Gluten Free Meal

Understanding what ceoliac disease and gluten intolerance is

I think it is about time I wrote an article on Gluten. I really think that people don’t understand or have very limited knowledge of this subject and symptoms, and now this is part of global society I want to set the record straight by giving the full picture to all readers.

When I started cooking in New Zealand over 25 years ago, vegetarians with the occasional vegan used to be the different diner requirements. Since moving to Ireland in 1999, times have changed with the focus of coeliac diners and shoppers growing, with food allergy conscious menus, including desserts, gluten-free beers and savoury snacks, not to mention the healthy eating policy that is found more in the Irish household these days.

Without the knowledge of what Coeliac Disease and Gluten Intolerance is and not being prepared for this within hospitality, or buying food products off the shelf the effects can be dangerous to the gluten-free consumer if not catered for. There has been evidence of customers in restaurants needing medical attention, not to mention the amount of national food product recalls due to not declaring ingredients on the back of the packet which leads to eating establishments being under scrutiny for endangering people’s lives, which has forced establishments to close.

What is gluten?

Gluten is a type of protein found in cereals, grain & breads. It is contained in food processed from wheat, barley, rye, spelt, and kamut. Gluten helps bread to rise giving it a chewy texture. Not all foods from the grain family contain gluten. Some examples of non-gluten grains include: regular wild rice, buckwheat, corn, millet, oats, quinoa etc.

In times gone by, you would have heard that someone is on a gluten-free diet, but please do not get confused as this does not mean they are on a weight loss programme or are instructed to work out at a gym. The gluten-free diet is completely free from these gluten grains. Unfortunately, gluten shows up unexpectedly in many processed foods that contain food additives, flavourings, stabilizers or thickening agents.

Coeliac disease

It’s a condition that causes many digestive symptoms due to difficulty in digestion of gluten. Those with celiac disease must avoid gluten-containing foods 100% of the time. Certain foods such as oats that do not contain gluten should be used carefully due to cross-contamination that can occur while growing in fields near wheat or during processing on the same machines.

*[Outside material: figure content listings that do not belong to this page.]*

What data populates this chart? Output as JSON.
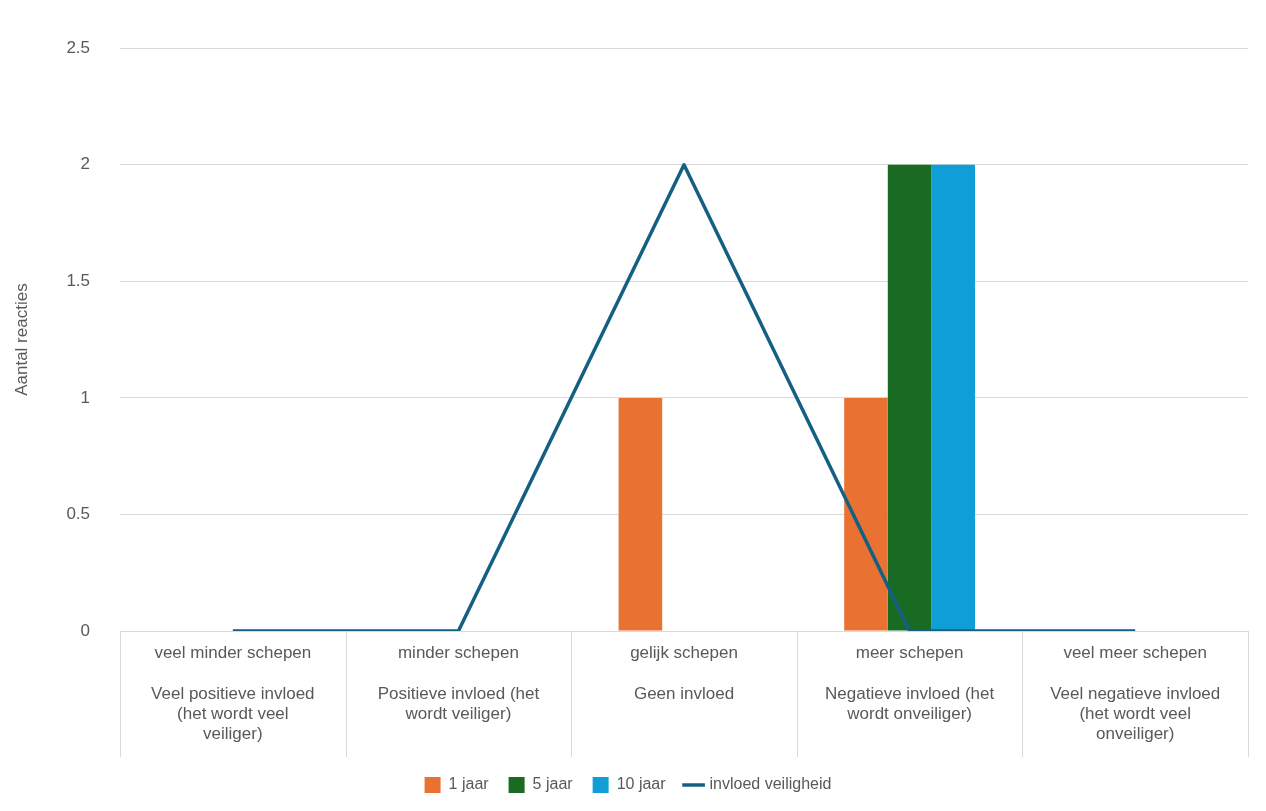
{
  "chart_data": {
    "type": "bar",
    "ylabel": "Aantal reacties",
    "categories": [
      "veel minder schepen\nVeel positieve invloed (het wordt veel veiliger)",
      "minder schepen\nPositieve invloed (het wordt veiliger)",
      "gelijk schepen\nGeen invloed",
      "meer schepen\nNegatieve invloed (het wordt onveiliger)",
      "veel meer schepen\nVeel negatieve invloed (het wordt veel onveiliger)"
    ],
    "series": [
      {
        "name": "1 jaar",
        "color": "#e97132",
        "values": [
          0,
          0,
          1,
          1,
          0
        ]
      },
      {
        "name": "5 jaar",
        "color": "#196b24",
        "values": [
          0,
          0,
          0,
          2,
          0
        ]
      },
      {
        "name": "10 jaar",
        "color": "#0f9ed5",
        "values": [
          0,
          0,
          0,
          2,
          0
        ]
      },
      {
        "name": "invloed veiligheid",
        "type": "line",
        "color": "#156082",
        "values": [
          0,
          0,
          2,
          0,
          0
        ]
      }
    ],
    "ylim": [
      0,
      2.5
    ],
    "yticks": [
      0,
      0.5,
      1,
      1.5,
      2,
      2.5
    ],
    "grid": "y",
    "legend": "bottom",
    "marker": "none"
  }
}
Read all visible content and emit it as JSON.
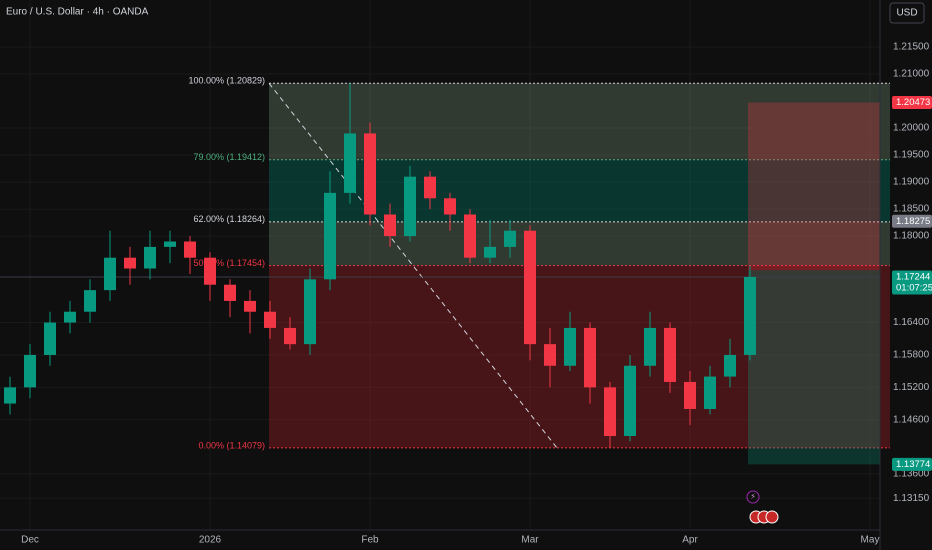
{
  "chart_data": {
    "type": "candlestick",
    "title": "Euro / U.S. Dollar · 4h · OANDA",
    "currency": "USD",
    "categories": [
      null,
      "Dec",
      null,
      null,
      null,
      null,
      null,
      null,
      null,
      null,
      "2026",
      null,
      null,
      null,
      null,
      null,
      null,
      null,
      "Feb",
      null,
      null,
      null,
      null,
      null,
      null,
      null,
      "Mar",
      null,
      null,
      null,
      null,
      null,
      null,
      null,
      "Apr",
      null,
      null,
      null,
      null,
      null,
      null,
      null,
      null,
      "May"
    ],
    "ohlc": {
      "open": [
        1.149,
        1.152,
        1.158,
        1.164,
        1.166,
        1.17,
        1.176,
        1.174,
        1.178,
        1.179,
        1.176,
        1.171,
        1.168,
        1.166,
        1.163,
        1.16,
        1.172,
        1.188,
        1.199,
        1.184,
        1.18,
        1.191,
        1.187,
        1.184,
        1.176,
        1.178,
        1.181,
        1.16,
        1.156,
        1.163,
        1.152,
        1.143,
        1.156,
        1.163,
        1.153,
        1.148,
        1.154,
        1.158,
        null,
        null,
        null,
        null,
        null,
        null
      ],
      "high": [
        1.154,
        1.16,
        1.166,
        1.168,
        1.172,
        1.181,
        1.178,
        1.181,
        1.181,
        1.18,
        1.177,
        1.172,
        1.17,
        1.168,
        1.165,
        1.174,
        1.192,
        1.20829,
        1.201,
        1.186,
        1.193,
        1.192,
        1.188,
        1.185,
        1.183,
        1.183,
        1.182,
        1.163,
        1.166,
        1.164,
        1.153,
        1.158,
        1.166,
        1.164,
        1.155,
        1.156,
        1.161,
        1.1745,
        null,
        null,
        null,
        null,
        null,
        null
      ],
      "low": [
        1.147,
        1.15,
        1.156,
        1.162,
        1.164,
        1.168,
        1.171,
        1.172,
        1.175,
        1.173,
        1.168,
        1.165,
        1.162,
        1.161,
        1.159,
        1.158,
        1.17,
        1.186,
        1.182,
        1.178,
        1.179,
        1.185,
        1.181,
        1.175,
        1.175,
        1.176,
        1.157,
        1.152,
        1.155,
        1.149,
        1.1408,
        1.142,
        1.154,
        1.151,
        1.145,
        1.147,
        1.152,
        1.157,
        null,
        null,
        null,
        null,
        null,
        null
      ],
      "close": [
        1.152,
        1.158,
        1.164,
        1.166,
        1.17,
        1.176,
        1.174,
        1.178,
        1.179,
        1.176,
        1.171,
        1.168,
        1.166,
        1.163,
        1.16,
        1.172,
        1.188,
        1.199,
        1.184,
        1.18,
        1.191,
        1.187,
        1.184,
        1.176,
        1.178,
        1.181,
        1.16,
        1.156,
        1.163,
        1.152,
        1.143,
        1.156,
        1.163,
        1.153,
        1.148,
        1.154,
        1.158,
        1.17244,
        null,
        null,
        null,
        null,
        null,
        null
      ]
    },
    "up_color": "#089981",
    "down_color": "#f23645",
    "ylim": [
      1.1256,
      1.2237
    ],
    "yticks": [
      {
        "value": 1.215,
        "label": "1.21500"
      },
      {
        "value": 1.21,
        "label": "1.21000"
      },
      {
        "value": 1.2,
        "label": "1.20000"
      },
      {
        "value": 1.195,
        "label": "1.19500"
      },
      {
        "value": 1.19,
        "label": "1.19000"
      },
      {
        "value": 1.185,
        "label": "1.18500"
      },
      {
        "value": 1.18,
        "label": "1.18000"
      },
      {
        "value": 1.164,
        "label": "1.16400"
      },
      {
        "value": 1.158,
        "label": "1.15800"
      },
      {
        "value": 1.152,
        "label": "1.15200"
      },
      {
        "value": 1.146,
        "label": "1.14600"
      },
      {
        "value": 1.136,
        "label": "1.13600"
      },
      {
        "value": 1.1315,
        "label": "1.13150"
      }
    ],
    "grid": true,
    "fib": {
      "levels": [
        {
          "label": "100.00% (1.20829)",
          "value": 1.20829,
          "color": "#d1d4dc"
        },
        {
          "label": "79.00% (1.19412)",
          "value": 1.19412,
          "color": "#4caf7d"
        },
        {
          "label": "62.00% (1.18264)",
          "value": 1.18264,
          "color": "#d1d4dc"
        },
        {
          "label": "50.00% (1.17454)",
          "value": 1.17454,
          "color": "#f23645"
        },
        {
          "label": "0.00% (1.14079)",
          "value": 1.14079,
          "color": "#f23645"
        }
      ],
      "zone_colors": [
        "rgba(120,150,120,0.32)",
        "rgba(0,120,100,0.38)",
        "rgba(120,150,120,0.32)",
        "rgba(150,30,35,0.42)"
      ]
    },
    "position": {
      "stop": 1.20473,
      "entry": 1.1737,
      "target": 1.13774
    },
    "price_labels": [
      {
        "value": 1.20473,
        "color": "#f23645"
      },
      {
        "value": 1.18275,
        "color": "#787b86"
      },
      {
        "value": 1.17244,
        "color": "#089981"
      },
      {
        "value": 1.13774,
        "color": "#089981"
      }
    ],
    "countdown": "01:07:25"
  }
}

Wheat or Gluten Sensitivity

Certain individuals who do not have the Coeliac disease have been found to be sensitive to wheat or to all gluten-containing food. Often this is a result of eating wheat or gluten foods many times daily, every day, for many years. Sensitivities develop that only will improve with the removal of wheat or gluten for a period of time. Often wheat can be reintroduced into the diet, as long as it is eaten infrequently (an ounce every 4-7 days). Others find that symptoms return any time they eat wheat.

There are 2 types of reactions

Food allergy reaction:
The reaction occurs almost immediately, quite violent, swollen lips or tongue or becoming violently sick, such food can never be eaten again, usually developed through childhood.

Food intolerance reaction:
Affects a great number of people and can develop anytime of life. The reaction is delayed by many hours or days.

How food intolerance affects your health explained

If you have an intolerance to certain foods your body does not completely digest these. Over time, the continued consumption of such foods leads to a build-up of undigested toxic matter within the intestines. This causes bloating, irritation and inflammation of the intestines. These toxins make their way into the bloodstream where they are carried by the blood throughout the body. As soon as they enter the general circulation the immune system is triggered and it attacks these undigested toxic food particles.

The immune system responds to this invasion of the bloodstream with undigested food particles by releasing onset type defence antibodies. These antibodies seek out and attack invaders. However, the side effects of this clash between the antibody and the undigested food toxins is that it causes a general inflammation in the surrounding tissues. This inflammation process results in swelling, oedema, heat and pain in the affected area and marks the beginning of the person’s food intolerance illness. This process continues for as long as the person continues to eat the offending food.

Ceoliac diet consumers

In my opinion, after dealing with quite a few gluten-free customers I have found that when asking for gluten-free dishes or items on a menu their own lack of knowledge has been disappointing they sometimes think that the chefs should know everything about it. I always left the decision to the customer and made it clear that they can only make this decision for themselves, based on the information each establishment has, after all as explained every person that has coeliac disease or gluten intolerance is different so each consumer has also a responsibility.

A lot of this information comes from the Fitzwilliam Food Test Clinic in Dublin who really explains what gluten is all about. I suppose like anything until we have this disease or illness it’s perhaps not our worry but for me as a food writer, professional
chef and own of a food company it’s very important to know the finer details of this illness. Hopefully, if only one reader reads this that maybe they are much better informed about the seriousness of Coeliac Disease and Gluten sensitivity intolerance.